The route lands as Syria’s rehabilitation gathers pace, with Washington moving to lift the country’s terrorism designation and European governments restoring engagement, opening a market that carriers had abandoned during the conflict.
Aleppo becomes flydubai’s second Syrian destination alongside Damascus, according to the airline. The service will operate from Terminal 3 at Dubai International, with flight FZ 1191 departing at 11:00 and arriving at 13:40, and FZ 1192 returning at 14:40 to land at 19:20, all local time.
“We are pleased to resume our operations to Aleppo after nearly 14 years of halted operations,” said flydubai chief executive Ghaith Al Ghaith. He said the daily service catered to strong existing demand for direct travel while fostering economic, cultural and familial ties between the UAE and Syria.
Aleppo represents a market with demand from regional business travel, visiting friends and relatives, and cargo transport, the carrier said, providing a link for the Syrian diaspora in the UAE and wider Gulf.
“Since resuming our flights to Damascus last summer, we have been encouraged by the strong demand for travel on this route,” said chief commercial officer Hamad Obaidalla, adding that the launch came at an ideal time to support summer demand.
flydubai became the first UAE carrier to operate a daily Dubai-Damascus service on June 1, 2025, and now serves the capital three times daily. Return business class fares from Dubai start at AED8,000 ($2,180) and economy lite fares at AED1,800 ($490). The route forms part of the flydubai and Emirates codeshare partnership.
Why it matters for the trade
The Aleppo launch is the clearest commercial signal yet that Syria is moving from a diplomatic story to a bookable one. flydubai’s Damascus route has tripled to three daily flights in a year, which is the sort of frequency growth that only comes when load factors hold, and the carrier is now backing that with a second Syrian city. For agents, the Emirates codeshare is the operative detail: through-ticketing, single-baggage check and access to the combined network mean Aleppo can be sold as a connecting destination from Europe, Asia and North America, not just as a Dubai point-to-point.

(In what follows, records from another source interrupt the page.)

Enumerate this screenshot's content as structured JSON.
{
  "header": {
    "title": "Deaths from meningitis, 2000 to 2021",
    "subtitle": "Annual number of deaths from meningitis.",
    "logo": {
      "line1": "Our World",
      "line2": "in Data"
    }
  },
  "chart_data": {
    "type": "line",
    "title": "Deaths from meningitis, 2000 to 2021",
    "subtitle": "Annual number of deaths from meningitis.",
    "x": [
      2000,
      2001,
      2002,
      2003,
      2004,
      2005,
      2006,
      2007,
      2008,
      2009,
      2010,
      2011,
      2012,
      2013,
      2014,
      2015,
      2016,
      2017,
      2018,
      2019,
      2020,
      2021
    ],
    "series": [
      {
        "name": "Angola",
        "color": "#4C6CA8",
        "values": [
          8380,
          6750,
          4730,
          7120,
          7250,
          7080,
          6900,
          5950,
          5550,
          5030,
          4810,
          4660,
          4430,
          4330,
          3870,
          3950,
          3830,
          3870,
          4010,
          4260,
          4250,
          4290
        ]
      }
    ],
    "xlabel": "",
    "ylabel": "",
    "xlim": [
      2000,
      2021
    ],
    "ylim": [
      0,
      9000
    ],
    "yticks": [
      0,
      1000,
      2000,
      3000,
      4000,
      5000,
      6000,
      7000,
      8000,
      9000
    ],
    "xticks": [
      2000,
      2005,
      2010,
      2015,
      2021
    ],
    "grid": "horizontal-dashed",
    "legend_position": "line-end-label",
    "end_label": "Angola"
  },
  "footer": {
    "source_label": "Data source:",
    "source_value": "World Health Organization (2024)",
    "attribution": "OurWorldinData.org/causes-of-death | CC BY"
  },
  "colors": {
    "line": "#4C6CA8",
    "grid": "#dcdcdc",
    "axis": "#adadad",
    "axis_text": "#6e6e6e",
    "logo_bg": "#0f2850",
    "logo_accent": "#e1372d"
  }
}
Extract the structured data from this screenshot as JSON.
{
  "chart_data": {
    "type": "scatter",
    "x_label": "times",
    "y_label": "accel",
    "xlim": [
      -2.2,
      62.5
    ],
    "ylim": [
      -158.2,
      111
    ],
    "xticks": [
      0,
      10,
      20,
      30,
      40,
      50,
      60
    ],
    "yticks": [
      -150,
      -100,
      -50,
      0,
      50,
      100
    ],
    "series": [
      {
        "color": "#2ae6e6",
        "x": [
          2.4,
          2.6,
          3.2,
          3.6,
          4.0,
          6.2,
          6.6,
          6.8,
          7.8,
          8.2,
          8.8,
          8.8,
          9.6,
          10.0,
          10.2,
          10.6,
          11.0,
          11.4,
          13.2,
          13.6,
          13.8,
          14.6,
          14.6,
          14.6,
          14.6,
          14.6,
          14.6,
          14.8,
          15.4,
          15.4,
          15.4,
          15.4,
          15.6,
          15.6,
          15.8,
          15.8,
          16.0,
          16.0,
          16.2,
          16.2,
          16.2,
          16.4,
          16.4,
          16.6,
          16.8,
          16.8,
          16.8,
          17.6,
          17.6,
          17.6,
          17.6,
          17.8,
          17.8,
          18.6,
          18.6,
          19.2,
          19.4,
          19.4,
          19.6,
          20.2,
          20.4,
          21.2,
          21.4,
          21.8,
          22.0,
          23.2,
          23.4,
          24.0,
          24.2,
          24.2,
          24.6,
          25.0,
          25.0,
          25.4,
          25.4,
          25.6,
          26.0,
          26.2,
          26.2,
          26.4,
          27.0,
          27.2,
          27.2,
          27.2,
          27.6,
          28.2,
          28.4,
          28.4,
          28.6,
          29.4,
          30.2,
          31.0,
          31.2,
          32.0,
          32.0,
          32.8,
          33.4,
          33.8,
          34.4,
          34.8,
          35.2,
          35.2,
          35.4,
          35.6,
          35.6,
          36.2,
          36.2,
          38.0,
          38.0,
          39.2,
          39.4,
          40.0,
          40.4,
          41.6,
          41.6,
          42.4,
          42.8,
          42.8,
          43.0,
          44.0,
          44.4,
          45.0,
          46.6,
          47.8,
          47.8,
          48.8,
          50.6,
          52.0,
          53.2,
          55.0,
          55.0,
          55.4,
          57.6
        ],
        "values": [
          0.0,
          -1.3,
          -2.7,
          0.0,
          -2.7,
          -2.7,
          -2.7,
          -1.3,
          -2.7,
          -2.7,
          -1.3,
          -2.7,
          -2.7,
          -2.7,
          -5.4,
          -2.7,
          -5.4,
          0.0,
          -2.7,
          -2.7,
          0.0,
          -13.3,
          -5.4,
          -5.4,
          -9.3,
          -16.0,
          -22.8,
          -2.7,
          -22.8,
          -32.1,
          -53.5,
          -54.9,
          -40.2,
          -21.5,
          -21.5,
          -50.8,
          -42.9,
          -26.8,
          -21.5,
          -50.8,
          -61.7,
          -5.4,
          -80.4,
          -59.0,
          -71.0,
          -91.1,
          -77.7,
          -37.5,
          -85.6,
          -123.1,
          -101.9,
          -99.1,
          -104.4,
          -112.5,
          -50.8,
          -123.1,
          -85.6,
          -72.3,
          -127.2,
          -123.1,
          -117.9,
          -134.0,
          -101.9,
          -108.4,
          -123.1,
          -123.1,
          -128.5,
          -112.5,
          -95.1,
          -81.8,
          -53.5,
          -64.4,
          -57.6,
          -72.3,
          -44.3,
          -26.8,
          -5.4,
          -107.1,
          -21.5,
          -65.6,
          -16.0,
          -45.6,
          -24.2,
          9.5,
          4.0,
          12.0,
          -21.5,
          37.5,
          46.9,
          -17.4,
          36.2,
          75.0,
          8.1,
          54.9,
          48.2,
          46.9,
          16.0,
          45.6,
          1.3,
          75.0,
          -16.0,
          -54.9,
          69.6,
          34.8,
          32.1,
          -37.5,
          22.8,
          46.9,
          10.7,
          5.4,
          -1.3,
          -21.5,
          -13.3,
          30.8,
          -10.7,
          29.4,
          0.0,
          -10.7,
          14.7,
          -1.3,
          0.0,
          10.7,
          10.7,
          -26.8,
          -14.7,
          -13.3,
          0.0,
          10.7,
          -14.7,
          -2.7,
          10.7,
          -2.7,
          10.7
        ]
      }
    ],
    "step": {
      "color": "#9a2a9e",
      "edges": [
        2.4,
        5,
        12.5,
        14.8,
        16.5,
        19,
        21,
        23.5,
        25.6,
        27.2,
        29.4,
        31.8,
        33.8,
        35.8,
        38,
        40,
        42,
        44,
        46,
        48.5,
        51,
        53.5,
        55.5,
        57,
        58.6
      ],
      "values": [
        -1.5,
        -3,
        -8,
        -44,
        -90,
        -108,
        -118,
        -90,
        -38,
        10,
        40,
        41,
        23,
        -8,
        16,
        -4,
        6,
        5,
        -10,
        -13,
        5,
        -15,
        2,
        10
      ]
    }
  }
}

The demand profile is worth understanding before building product. This is VFR and business traffic first, with cargo capacity explicitly flagged, which tells you flydubai expects trade flows as much as passengers. The Syrian diaspora across the Gulf is the anchor market, and those passengers book direct, fly economy and travel in family groups. Leisure inbound to Aleppo is a longer game, though the city’s status as one of the world’s oldest continuously inhabited settlements and its UNESCO-listed old city give it obvious heritage potential once ground infrastructure, insurance and hotel stock catch up.
For operators, the sequencing question is when specialist heritage and cultural itineraries become viable. Air access is arriving before the accommodation and ground-handling capacity, and the trade will need to watch hotel reopenings, insurance terms and government travel advisories, which remain the binding constraint on selling Syria to Western leisure clients regardless of how many flights land.